M. Joshua Van Dael a Dutch merchant, and correspondent of M. Rodin, was born at Batavia, the capital of the island of Java; his parents had sent him to be educated at Pondicherry, in a celebrated religious house, long established in that place, and belonging to the “Society of Jesus.” It was there that he was initiated into the order as “professor of the three vows,” or lay member, commonly called “temporal coadjutor.”

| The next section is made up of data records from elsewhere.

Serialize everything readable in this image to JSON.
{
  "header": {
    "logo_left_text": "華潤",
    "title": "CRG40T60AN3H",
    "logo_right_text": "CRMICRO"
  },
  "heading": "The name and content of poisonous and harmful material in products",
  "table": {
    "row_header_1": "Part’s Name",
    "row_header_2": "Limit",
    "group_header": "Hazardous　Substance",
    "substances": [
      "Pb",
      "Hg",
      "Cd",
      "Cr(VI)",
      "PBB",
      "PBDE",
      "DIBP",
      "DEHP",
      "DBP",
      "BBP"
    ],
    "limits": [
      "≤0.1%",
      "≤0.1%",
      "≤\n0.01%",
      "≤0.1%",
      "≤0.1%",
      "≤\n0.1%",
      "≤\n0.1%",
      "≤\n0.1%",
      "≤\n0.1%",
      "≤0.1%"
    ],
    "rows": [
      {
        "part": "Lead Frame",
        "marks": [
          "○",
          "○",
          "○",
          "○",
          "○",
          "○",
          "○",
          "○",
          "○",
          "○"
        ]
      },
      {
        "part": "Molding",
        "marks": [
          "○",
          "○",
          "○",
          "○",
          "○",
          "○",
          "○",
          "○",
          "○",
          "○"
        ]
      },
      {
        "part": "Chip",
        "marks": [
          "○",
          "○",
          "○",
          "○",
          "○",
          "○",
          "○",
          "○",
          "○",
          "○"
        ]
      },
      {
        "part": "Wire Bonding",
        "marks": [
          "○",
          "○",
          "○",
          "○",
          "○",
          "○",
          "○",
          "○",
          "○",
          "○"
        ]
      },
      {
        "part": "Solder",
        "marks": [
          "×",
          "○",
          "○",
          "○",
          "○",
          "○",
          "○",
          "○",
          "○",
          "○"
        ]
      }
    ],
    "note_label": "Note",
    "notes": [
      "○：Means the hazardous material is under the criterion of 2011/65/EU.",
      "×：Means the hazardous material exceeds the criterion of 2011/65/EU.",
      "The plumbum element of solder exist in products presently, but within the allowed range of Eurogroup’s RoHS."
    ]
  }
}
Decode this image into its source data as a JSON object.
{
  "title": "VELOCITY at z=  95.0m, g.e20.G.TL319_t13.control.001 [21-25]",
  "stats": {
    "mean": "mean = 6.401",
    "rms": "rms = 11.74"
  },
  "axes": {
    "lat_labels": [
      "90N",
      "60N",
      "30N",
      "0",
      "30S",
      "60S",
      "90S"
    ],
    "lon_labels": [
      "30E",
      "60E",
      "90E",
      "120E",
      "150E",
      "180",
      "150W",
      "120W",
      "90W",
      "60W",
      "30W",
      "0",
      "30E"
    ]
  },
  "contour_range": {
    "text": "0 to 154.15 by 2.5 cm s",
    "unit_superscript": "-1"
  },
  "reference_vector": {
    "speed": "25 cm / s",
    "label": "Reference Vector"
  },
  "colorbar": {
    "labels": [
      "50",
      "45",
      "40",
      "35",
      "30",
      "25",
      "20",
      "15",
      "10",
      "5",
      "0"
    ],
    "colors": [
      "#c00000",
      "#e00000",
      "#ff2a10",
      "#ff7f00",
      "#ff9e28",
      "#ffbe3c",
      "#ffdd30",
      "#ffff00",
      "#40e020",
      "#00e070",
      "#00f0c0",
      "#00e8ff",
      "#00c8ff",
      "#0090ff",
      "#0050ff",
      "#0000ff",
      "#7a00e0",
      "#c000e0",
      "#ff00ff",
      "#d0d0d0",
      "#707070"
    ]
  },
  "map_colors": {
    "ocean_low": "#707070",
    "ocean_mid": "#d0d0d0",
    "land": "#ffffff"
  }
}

Joshua was a man of probity that passed for stainless; of strict accuracy in business, cold, careful, reserved, and remarkably skillful and sagacious; his financial operations were almost always successful, for a protecting power gave him ever in time, knowledge of events which might advantageously influence his commercial transactions. The religious house of Pondicherry was interested in his affairs, having charged him with the exportation and exchange of the produce of its large possessions in this colony.

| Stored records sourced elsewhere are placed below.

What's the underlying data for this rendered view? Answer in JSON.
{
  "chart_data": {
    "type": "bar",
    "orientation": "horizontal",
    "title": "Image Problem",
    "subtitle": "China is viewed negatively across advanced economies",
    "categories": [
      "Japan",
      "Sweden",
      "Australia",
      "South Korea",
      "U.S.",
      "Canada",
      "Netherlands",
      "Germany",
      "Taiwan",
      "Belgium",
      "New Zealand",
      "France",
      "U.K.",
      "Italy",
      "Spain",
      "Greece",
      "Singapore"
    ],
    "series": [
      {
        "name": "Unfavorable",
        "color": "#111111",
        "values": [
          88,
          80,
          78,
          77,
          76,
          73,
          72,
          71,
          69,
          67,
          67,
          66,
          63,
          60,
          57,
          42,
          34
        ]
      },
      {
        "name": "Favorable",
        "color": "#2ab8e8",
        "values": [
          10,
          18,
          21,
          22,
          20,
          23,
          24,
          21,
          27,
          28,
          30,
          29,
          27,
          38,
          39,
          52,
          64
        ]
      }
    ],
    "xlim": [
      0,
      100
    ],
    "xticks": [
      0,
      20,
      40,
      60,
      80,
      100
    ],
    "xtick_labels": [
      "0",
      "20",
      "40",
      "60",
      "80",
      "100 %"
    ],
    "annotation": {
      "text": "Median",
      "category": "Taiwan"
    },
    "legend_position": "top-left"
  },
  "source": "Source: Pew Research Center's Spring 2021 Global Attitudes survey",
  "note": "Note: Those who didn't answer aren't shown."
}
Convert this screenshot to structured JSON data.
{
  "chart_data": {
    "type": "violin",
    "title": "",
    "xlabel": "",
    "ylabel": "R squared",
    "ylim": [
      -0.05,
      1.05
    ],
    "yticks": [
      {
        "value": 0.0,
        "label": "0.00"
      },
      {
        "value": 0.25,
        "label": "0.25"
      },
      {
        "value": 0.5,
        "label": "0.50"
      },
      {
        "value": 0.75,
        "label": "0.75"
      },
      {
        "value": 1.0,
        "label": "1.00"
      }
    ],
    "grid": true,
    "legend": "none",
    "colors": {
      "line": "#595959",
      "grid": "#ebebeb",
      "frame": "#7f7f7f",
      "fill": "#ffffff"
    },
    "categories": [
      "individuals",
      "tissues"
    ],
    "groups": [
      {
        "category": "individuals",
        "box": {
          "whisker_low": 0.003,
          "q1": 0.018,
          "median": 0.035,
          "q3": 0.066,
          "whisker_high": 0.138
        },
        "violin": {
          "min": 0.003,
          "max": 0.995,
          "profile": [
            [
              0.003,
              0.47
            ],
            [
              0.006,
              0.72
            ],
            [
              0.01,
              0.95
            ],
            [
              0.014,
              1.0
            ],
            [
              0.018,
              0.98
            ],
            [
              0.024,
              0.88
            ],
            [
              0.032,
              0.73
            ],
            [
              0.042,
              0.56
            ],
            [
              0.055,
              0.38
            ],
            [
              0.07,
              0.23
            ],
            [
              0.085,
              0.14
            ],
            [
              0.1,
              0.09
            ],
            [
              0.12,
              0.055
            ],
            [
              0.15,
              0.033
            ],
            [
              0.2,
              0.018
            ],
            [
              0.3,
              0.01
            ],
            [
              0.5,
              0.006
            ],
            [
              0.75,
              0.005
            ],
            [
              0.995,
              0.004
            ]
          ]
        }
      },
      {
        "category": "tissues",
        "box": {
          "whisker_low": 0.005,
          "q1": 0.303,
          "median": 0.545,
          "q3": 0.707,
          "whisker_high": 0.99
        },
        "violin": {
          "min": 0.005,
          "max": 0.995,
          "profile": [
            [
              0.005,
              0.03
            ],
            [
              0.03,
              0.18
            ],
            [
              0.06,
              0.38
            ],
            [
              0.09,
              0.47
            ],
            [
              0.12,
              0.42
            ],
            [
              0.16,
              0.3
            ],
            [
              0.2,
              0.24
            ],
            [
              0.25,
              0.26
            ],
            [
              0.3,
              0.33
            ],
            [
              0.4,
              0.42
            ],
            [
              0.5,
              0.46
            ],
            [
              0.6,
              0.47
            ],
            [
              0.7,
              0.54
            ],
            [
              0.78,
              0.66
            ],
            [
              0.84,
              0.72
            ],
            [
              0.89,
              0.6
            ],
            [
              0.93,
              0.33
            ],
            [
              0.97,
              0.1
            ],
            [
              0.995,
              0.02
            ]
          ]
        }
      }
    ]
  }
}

Speaking little, hearing much, never disputing, polite in the extreme—giving seldom, but with choice and purpose—Joshua, without inspiring sympathy, commanded generally that cold respect, which is always paid to the rigid moralist; for instead of yielding to the influence of lax and dissolute colonial manners, he appeared to live with great regularity, and his exterior had something of austerity about it, which tended to overawe.
The following scene took place at Batavia, while Djalma was on his way to the ruins of Tchandi in the hope of meeting General Simon.
M. Joshua had just retired into his cabinet, in which were many shelves filled with paper boxes, and huge ledgers and cash boxes lying open upon desks. The only window of this apartment, which was on the ground floor, looked out upon a narrow empty court, and was protected externally by strong iron bars; instead of glass, it was fitted with a Venetian blind, because of the extreme heat of the climate.
M. Joshua, having placed upon his desk a taper in a glass globe, looked at the clock. “Half-past nine,” said he. “Mahal ought soon to be here.”
Saying this, he went out, passing through an antechamber, opened a second thick door, studded with nail-heads, in the Dutch fashion, cautiously entered the court (so as not to be heard by the people in the house), and drew back the secret bolt of a gate six feet high, formidably garnished with iron spikes. Leaving this gate unfastened, he regained his cabinet, after he had successively and carefully closed the two other doors behind him.
M. Joshua next seated himself at his desk, and took from a drawer a long letter, or rather statement, commenced some time before, and continued day by day. It is superfluous to observe, that the letter already mentioned, as addressed to M. Rodin, was anterior to the liberation of Djalma and his arrival at Batavia.